Ola: Pracownia SAVVY znajduje się w tej samej kamienicy, w której mieszkamy. Tam spotykam się z klientami, projektuję, rzeźbię i obrabiam odlewy. Część pracy mogę wykonywać w domu, często odpisuję na maile z łóżka otoczona naszymi kotami (śmiech).

Jak te kotki do was trafiły?

Ola: Od czasu do czasu pełnimy rolę domu tymczasowego dla kotów, tak trafił do nas rudy Marek i już z nami został. Początkowo był schorowany i nieufny, ale z czasem stał się bardzo towarzyski. Teraz często pełni rolę kociego PR-owca (śmiech), bo kochają go nawet osoby, które fanami kotów nie są! Trikolorkę Ilonę zaadoptowaliśmy, gdy była jeszcze mała. Najtrudniejszą historię miała biała Bibi. Kiedy trafiła do nas, miała sparaliżowane tylne łapki, groziło jej uśpienie. Na szczęście udało się zebrać fundusze na rehabilitację i przywrócić jej sprawność. Każdy z naszych kotów ma nawet własne konto na Instagramie (śmiech)!

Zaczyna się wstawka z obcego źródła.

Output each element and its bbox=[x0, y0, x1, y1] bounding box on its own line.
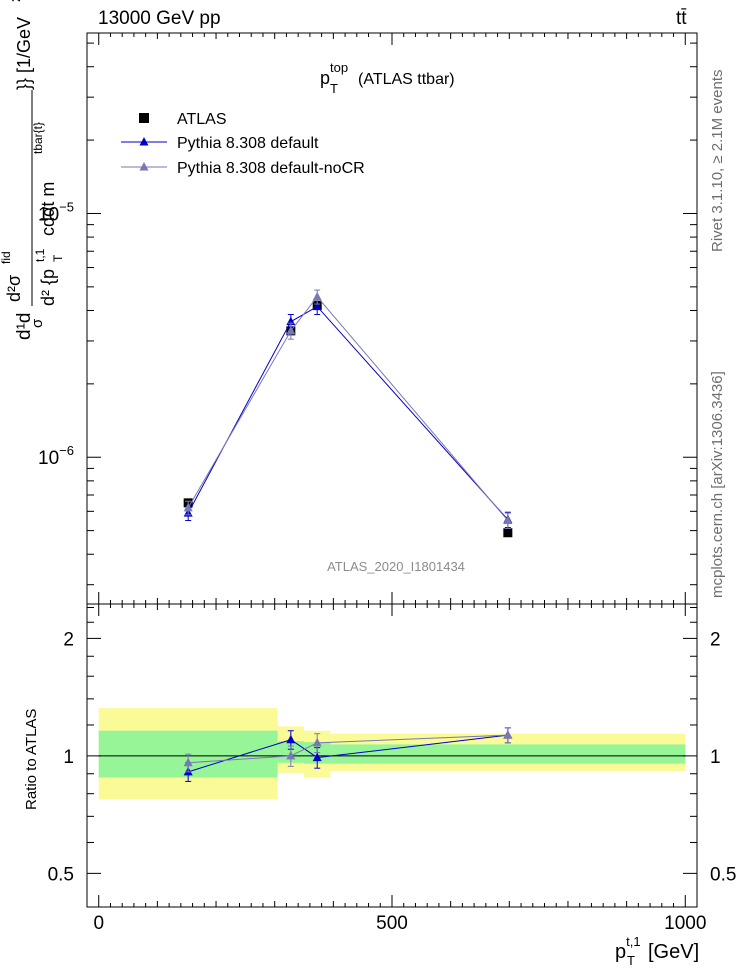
ratio-inner-band-3 bbox=[330, 744, 686, 764]
pythia-default-point bbox=[312, 301, 322, 311]
y-axis-label-part: d²σ bbox=[4, 275, 24, 302]
legend-marker-1 bbox=[139, 137, 149, 146]
mcplots-label: mcplots.cern.ch [arXiv:1306.3436] bbox=[709, 371, 726, 598]
ratio-pythia-nocr-point bbox=[183, 757, 193, 767]
legend-entry-2: Pythia 8.308 default-noCR bbox=[177, 160, 365, 177]
ratio-pythia-default-point bbox=[286, 734, 296, 744]
y-tick-label: 10−6 bbox=[38, 443, 74, 469]
process-label: 13000 GeV pp bbox=[98, 8, 221, 29]
ratio-pythia-nocr-line bbox=[188, 734, 508, 764]
analysis-watermark: ATLAS_2020_I1801434 bbox=[327, 559, 465, 574]
legend-marker-2 bbox=[139, 162, 149, 171]
ratio-pythia-nocr-point bbox=[286, 750, 296, 760]
legend-entry-1: Pythia 8.308 default bbox=[177, 135, 319, 152]
y-axis-label-part: d¹d bbox=[14, 313, 35, 340]
y-axis-label-part: fid bbox=[0, 251, 13, 264]
ratio-y-tick-label: 0.5 bbox=[48, 864, 74, 885]
ratio-y-tick-label-right: 2 bbox=[710, 629, 721, 650]
pythia-nocr-point bbox=[286, 325, 296, 335]
pythia-nocr-point bbox=[503, 515, 513, 525]
final-state-label: tt̄ bbox=[676, 8, 687, 29]
atlas-point bbox=[503, 528, 513, 538]
x-tick-label: 500 bbox=[376, 913, 408, 934]
ratio-pythia-nocr-point bbox=[503, 730, 513, 739]
y-axis-label-part: σ bbox=[29, 318, 46, 328]
y-tick-label: 10−5 bbox=[38, 199, 74, 225]
x-tick-label: 1000 bbox=[664, 913, 706, 934]
y-axis-label-part: T bbox=[51, 254, 65, 262]
ratio-y-tick-label: 2 bbox=[63, 629, 74, 650]
legend-entry-0: ATLAS bbox=[177, 111, 227, 128]
ratio-pythia-nocr-point bbox=[312, 737, 322, 747]
ratio-y-tick-label-right: 1 bbox=[710, 747, 721, 768]
ratio-y-axis-label: Ratio to ATLAS bbox=[23, 709, 40, 810]
x-axis-label: pt,1 T [GeV] bbox=[615, 934, 699, 968]
pythia-nocr-point bbox=[312, 291, 322, 301]
rivet-label: Rivet 3.1.10, ≥ 2.1M events bbox=[709, 69, 726, 253]
pythia-default-line bbox=[187, 305, 509, 520]
y-axis-label-part: t,1 bbox=[33, 248, 47, 262]
plot-title: ptop T(ATLAS ttbar) bbox=[320, 60, 455, 96]
x-tick-label: 0 bbox=[93, 913, 104, 934]
y-axis-label-part: 2 bbox=[9, 0, 23, 2]
legend-marker-atlas bbox=[139, 113, 149, 123]
y-axis-label-part: }} [1/GeV bbox=[14, 17, 34, 90]
ratio-y-tick-label: 1 bbox=[63, 747, 74, 768]
y-axis-label-part: tbar{t} bbox=[31, 122, 45, 154]
pythia-nocr-line bbox=[187, 296, 509, 521]
ratio-pythia-default-line bbox=[188, 734, 508, 773]
y-axis-label-part: cdαt m bbox=[38, 182, 58, 236]
pythia-nocr-point bbox=[183, 502, 193, 512]
ratio-pythia-default-point bbox=[312, 752, 322, 762]
ratio-y-tick-label-right: 0.5 bbox=[710, 864, 736, 885]
y-axis-label-part: d² {p bbox=[38, 269, 58, 306]
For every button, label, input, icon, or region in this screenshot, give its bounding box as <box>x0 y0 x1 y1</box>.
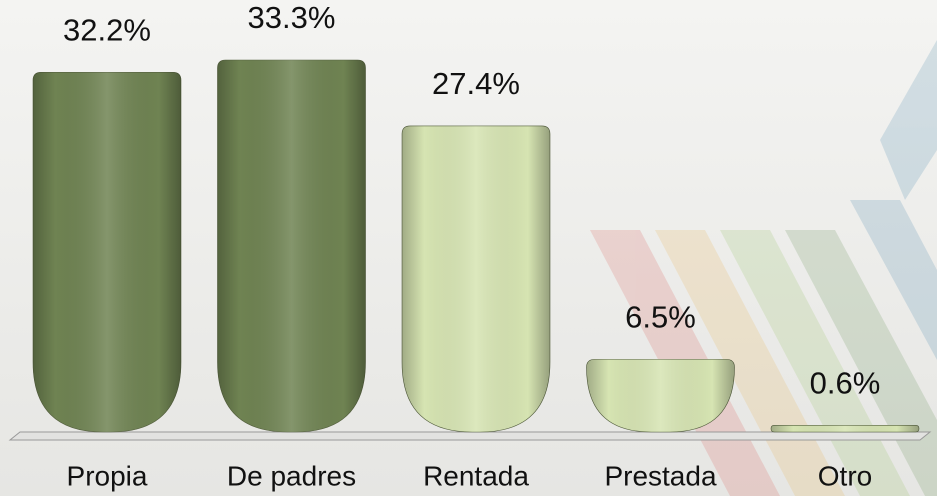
bar-group <box>586 359 735 433</box>
x-tick-label: Otro <box>818 460 872 491</box>
floor <box>8 431 932 441</box>
bar-group <box>770 424 920 433</box>
x-tick-label: Prestada <box>604 460 716 491</box>
bar-shading <box>771 425 919 432</box>
x-tick-label: Rentada <box>423 460 529 491</box>
value-label: 6.5% <box>625 300 696 335</box>
bar-shading <box>402 125 550 432</box>
value-label: 33.3% <box>248 0 336 35</box>
value-label: 32.2% <box>63 12 151 47</box>
bar-shading <box>33 72 181 432</box>
value-label: 0.6% <box>810 365 881 400</box>
bar-group <box>32 71 182 433</box>
value-label: 27.4% <box>432 66 520 101</box>
bar-group <box>217 59 366 433</box>
x-tick-label: De padres <box>227 460 356 491</box>
plot-area: 32.2% Propia 33.3% De padres 27.4% Rentada 6.5… <box>32 0 920 491</box>
x-tick-label: Propia <box>67 460 148 491</box>
bar-group <box>401 125 551 433</box>
bar-shading <box>586 359 735 432</box>
bar-shading <box>217 60 366 432</box>
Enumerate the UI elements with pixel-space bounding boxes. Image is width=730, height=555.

Koty stanowią bardzo ważną część naszego życia, są członkami rodziny. Widać to też w naszym mieszkaniu wypełnionym kocimi gadżetami.

 

 

 

 

 

Wspomniałaś o mieszkaniu, powiedz, od kiedy tu żyjecie i jak tu trafiliście?

Ola: Mieszkamy tu od 2 lat. Wzięliśmy udział w programie Mieszkanie do Remontu organizowanym przez Zarząd Komunalnych Zasobów Lokalowych w Poznaniu. Pozwala on na wynajęcie mieszkania pod warunkiem przeprowadzenia remontu na własny koszt. W remont włożyliśmy sporo czasu, energii i serca, ale udało się i bardzo doceniamy to, jakie mieliśmy szczęście! Czujemy, że to nasze miejsce na ziemi, nasz dom.

Mieszkanie ma bardzo nietypowy układ.

Ola: To prawda. To było coś, co nas początkowo martwiło, nie wiedzieliśmy, czy będzie wystarczająco funkcjonalne. Wchodząc do mieszkania, widzimy na przestrzał wszystkie pomieszczenia, czyli salon z kuchnią, a za nimi sypialnię. Całość urządzona jest dość eklektycznie. Mamy sporo starych mebli, szafę od sąsiada, komodę znalezioną pod kamienicą. W dużym pokoju zbudowaliśmy antresolę pełniącą funkcję sypialni, a na dole jest sofa, na której najczęściej siedzimy, kiedy oglądamy filmy wyświetlane z rzutnika na ścianie. Jak już wspomniałam, mam słabość do nieco kiczowatych kocich gadżetów obrazków, zdjęć, magnesów na lodówkę itp. Czasem nie mogę się powstrzymać przed kupnem kolejnej ceramicznej kociej figurki.